As many of you know, working in a commercial real estate office can be a hectic environment at times. The tedious research, the list of phone calls handwritten on this morning’s Starbucks napkin, the ever-changing deadlines for the contingencies and due diligence items for that deal you’re working on…it never ends. You can be a great commercial realtor and one fatal flaw will potentially break you…the followup.
I know how it goes. You are involved in 6 transactions right now. Two are large sales which entail a lot of detail, multiple corporate entities, not to mention the fun spin of the 1031 exchange thrown into the mix and potential bo-ku bucks in your bank account. The third transaction is a 10-year lease in your own business center, but there are a lot of fit-out negotiations to work-out at the table. The remaining three are small, local retail leases. If only the dollar amounts on the commission were equivalent to the hours you spend trying to get these little deals done, right?
In the meantime, you have received 3 phone calls with wants and wishes that you will need to vett further, 2 email inquiries regarding your own property listings, and you’ve been asked to take on a new retail development project which is a couple years out, but you need to start marketing it to be sure to land that ideal anchor tenant.
Science has proven that no human being, super-human or otherwise, can truly do two things at once. Your brain works in sequence, not in a simultaneous state.
Before you guzzle down more of that warm delicious drug and pop another Excedrin, think about this for a moment. What if I developed a “protocol” for how I handle all this communication as it comes in from various sources? What if I established a game plan so that no leads get left behind?
If you have a mack-daddy CRM solution such as GoldMine or SalesForce, you already have these things in place and you may think there is no need to have this conversation. They trigger you automatically to do what you need to do, like a mom only a “CRE Mom”. However, every agent needs a system in place to control and prioritize communications. Most of the time it is a behavioral protocol you develop for yourself to prohibit what I like to call “CRE ADD”. Also, if you are a smaller brokerage without such a resources will need to invent the wheel that will drive them on their current path until they graduate to a faster track.
It can begin with taking simple steps like creating rules for certain types of messages. Yes, as commercial agents we are inundated with junk mail, but some items that aren’t junk mail aren’t good for your prioritizing efforts. To quote the apostle Paul, “all things are lawful but not all things are expedient”. Take all those RSS feeds, REIT and Investment news and have them automatically hit a CRE news and blog folder that you can peruse when your schedule permits. Next, take all of those opportunities coming in from your fellow CRE brokerages and assign a rule that directs them to a specific folder as well. Email alone can bog you down and make you unproductive which equals unprofitable for most. Your social media is another time hustler if you’re not careful. It’s like candy for a sweet-tooth. It draws you in and if you’re not cautious, consumes every bit of focus you might have thought you had.

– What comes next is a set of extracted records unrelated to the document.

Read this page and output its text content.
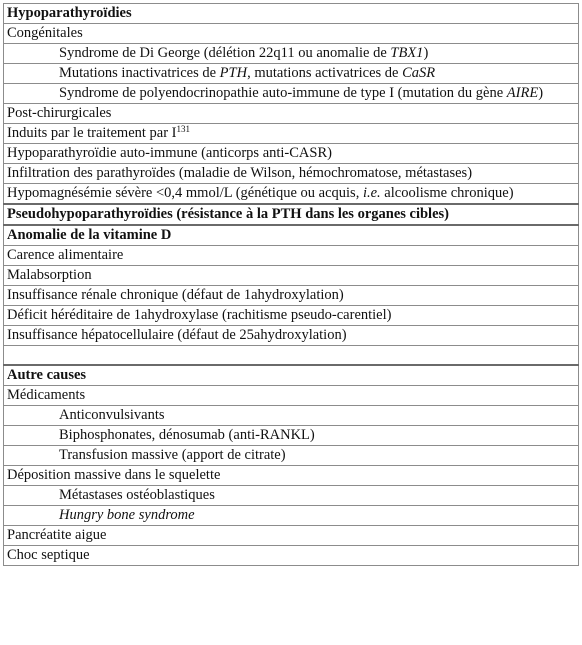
Hypoparathyroïdies
Congénitales
Syndrome de Di George (délétion 22q11 ou anomalie de TBX1)
Mutations inactivatrices de PTH, mutations activatrices de CaSR
Syndrome de polyendocrinopathie auto-immune de type I (mutation du gène AIRE)
Post-chirurgicales
Induits par le traitement par $I^{131}$
Hypoparathyroïdie auto-immune (anticorps anti-CASR)
Infiltration des parathyroïdes (maladie de Wilson, hémochromatose, métastases)
Hypomagnésémie sévère <0,4 mmol/L (génétique ou acquis, i.e. alcoolisme chronique)
Pseudohypoparathyroïdies (résistance à la PTH dans les organes cibles)
Anomalie de la vitamine D
Carence alimentaire
Malabsorption
Insuffisance rénale chronique (défaut de 1ahydroxylation)
Déficit héréditaire de 1ahydroxylase (rachitisme pseudo-carentiel)
Insuffisance hépatocellulaire (défaut de 25ahydroxylation)

Autre causes
Médicaments
Anticonvulsivants
Biphosphonates, dénosumab (anti-RANKL)
Transfusion massive (apport de citrate)
Déposition massive dans le squelette
Métastases ostéoblastiques
Hungry bone syndrome
Pancréatite aigue
Choc septique
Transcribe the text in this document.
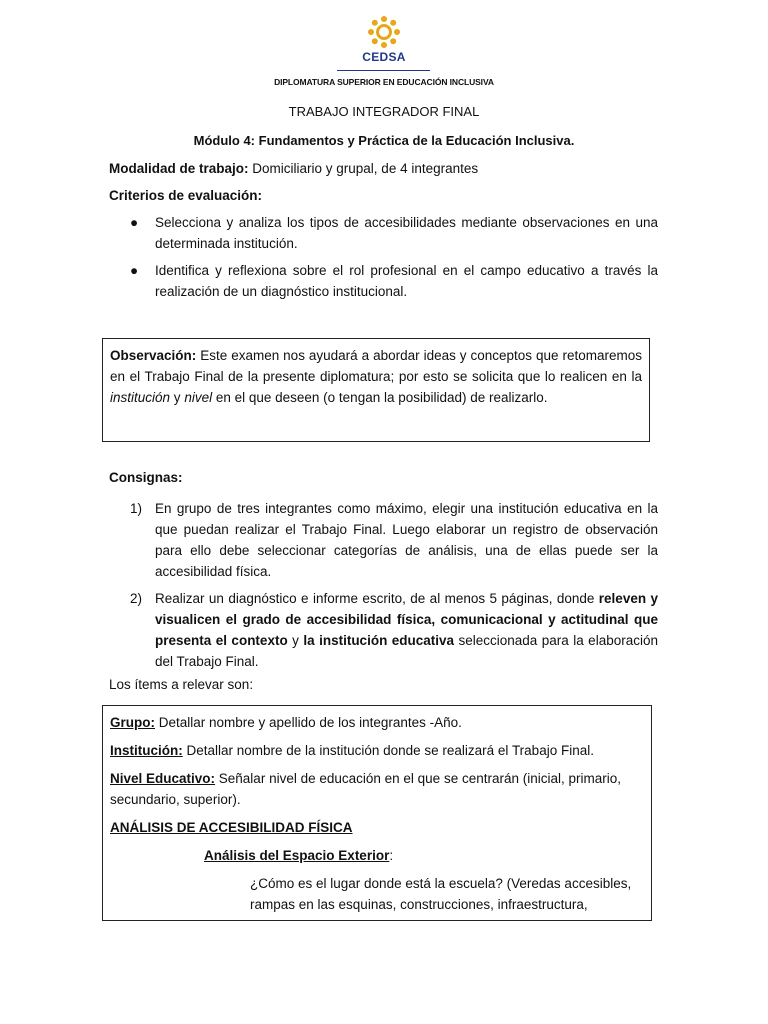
CEDSA
DIPLOMATURA SUPERIOR EN EDUCACIÓN INCLUSIVA
TRABAJO INTEGRADOR FINAL
Módulo 4: Fundamentos y Práctica de la Educación Inclusiva.
Modalidad de trabajo: Domiciliario y grupal, de 4 integrantes
Criterios de evaluación:
● Selecciona y analiza los tipos de accesibilidades mediante observaciones en una determinada institución.
● Identifica y reflexiona sobre el rol profesional en el campo educativo a través la realización de un diagnóstico institucional.

Observación: Este examen nos ayudará a abordar ideas y conceptos que retomaremos en el Trabajo Final de la presente diplomatura; por esto se solicita que lo realicen en la institución y nivel en el que deseen (o tengan la posibilidad) de realizarlo.

Consignas:
1) En grupo de tres integrantes como máximo, elegir una institución educativa en la que puedan realizar el Trabajo Final. Luego elaborar un registro de observación para ello debe seleccionar categorías de análisis, una de ellas puede ser la accesibilidad física.
2) Realizar un diagnóstico e informe escrito, de al menos 5 páginas, donde releven y visualicen el grado de accesibilidad física, comunicacional y actitudinal que presenta el contexto y la institución educativa seleccionada para la elaboración del Trabajo Final.
Los ítems a relevar son:

Grupo: Detallar nombre y apellido de los integrantes -Año.

Institución: Detallar nombre de la institución donde se realizará el Trabajo Final.

Nivel Educativo: Señalar nivel de educación en el que se centrarán (inicial, primario, secundario, superior).

ANÁLISIS DE ACCESIBILIDAD FÍSICA

Análisis del Espacio Exterior:

¿Cómo es el lugar donde está la escuela? (Veredas accesibles,

rampas en las esquinas, construcciones, infraestructura,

So is there hope in this instant messaging, instant notification, instant gratification world of commercial real estate? I believe there is. Setting aside certain time slots during the day to perform certain tasks creates a pleasing and freeing sense of order in that chaotic office of yours.
Take charge of your time and guard it as the precious possession it is. At the end of the day, what creates revenue has to be top priority in business. Consider your schedule and priorities just like a company CEO would do. If it makes money, it has a higher value. If it doesn’t, it is overhead and you have to control it. Schedule your social media throughout the day via HootSuite or TweetDeck or the like. Check in periodically to respond to interaction, but don’t get lost in it. If you aren’t using a CRM solution, take the time to create a pipeline tracker in Excel and sort it by priority. Give the leads categories and I’m not just talking property types, wants or haves. My suggestion would be to include columns such as lead source, time frame, value, percentage of probability and final weighted forecast amount. There is an empowerment that takes place inside when you are the “master of your universe”, at least your own CRE niche of it.